What do I do if I was possibly exposed to someone with COVID-19?
If you have been in direct or close contact with someone who has been diagnosed with or tested positive for COVID-19, the same precautions apply as if you yourself were exhibiting symptoms. Complete the form at wallawalla.edu/symptom-report. We will provide directions about what to do next.
What do I do after I am tested?
Those with pending COVID-19 test results are asked to self-isolate at home while waiting for results. The COVID-19 Response Director will work with you and provide instructions.
Isolation is what you do if you have COVID-19 symptoms, or have tested positive for COVID-19. Isolation means you stay home and away from others (including household members) for the recommended period of time to avoid spreading illness.
Quarantine is what you do if you have been exposed to COVID-19. Quarantine means you stay home and away from others for the recommended period of time in case you are infected and are contagious. Quarantine becomes isolation if you later test positive for COVID-19 or develop COVID-19 symptoms.
When will I know my results?
3-4 days is the current estimation for receiving testing results.
If there is a positive COVID-19 diagnosis on campus, how will students, faculty, and staff be notified?

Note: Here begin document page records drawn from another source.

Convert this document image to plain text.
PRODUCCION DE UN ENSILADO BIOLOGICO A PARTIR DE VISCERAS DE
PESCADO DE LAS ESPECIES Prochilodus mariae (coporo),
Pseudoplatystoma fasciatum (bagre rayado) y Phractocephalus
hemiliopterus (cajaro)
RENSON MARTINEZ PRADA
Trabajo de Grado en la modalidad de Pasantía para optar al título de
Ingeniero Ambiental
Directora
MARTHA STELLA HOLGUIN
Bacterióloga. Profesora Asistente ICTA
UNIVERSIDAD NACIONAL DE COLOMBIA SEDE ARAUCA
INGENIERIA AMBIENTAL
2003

We will not release details or specific information about anyone on campus who tests positive for COVID-19, but using the contact-tracing app, SaferMe, we will be able to notify students, faculty, and staff if they have come in contact with someone with a positive diagnosis. View information about confirmed COVID-19 cases on our campuses.
Health care providers and testing locations in the Walla Walla area.
Tele-health options may be available.
If you are experiencing a life-threatening situation, call 911.
Providence St. Mary’s Medical Center
401 W Poplar St., Walla Walla, WA 99362
Daily, 24-hours for Emergency Department Care
Providence Medical Group and Urgent Care
1025 S. 2nd Ave., Walla Walla, WA 99362
Urgent Care: Daily 8 a.m.–8 p.m.
Urgent Care Drive Thru: Daily, 7 a.m.–4 p.m.
Family Medical Center
1120 W. Rose St., Walla Walla, WA 99362
Monday–Friday, 9 a.m.–6 p.m.
Jonathan M. Wainwright Memorial VA Medical Center
77 Wain Wright Dr., Walla Walla, WA 99362
Monday – Friday, 8 a.m. – 4:30 p.m.
Walla Walla Clinic
55 W. Tietan St., Walla Walla, WA 99362
Available for established patients, call primary care provider or go to walk in. Please call in advance.
Walla Walla County Department of Community Health
As needed for outbreak/facility testing
WWU Care Team
The WWU Care Team is here to help any member of the WWU community if you are sick, in self-isolation, or in quarantine and will provide food, supplies, medical consultation, spiritual connection and mental health resources.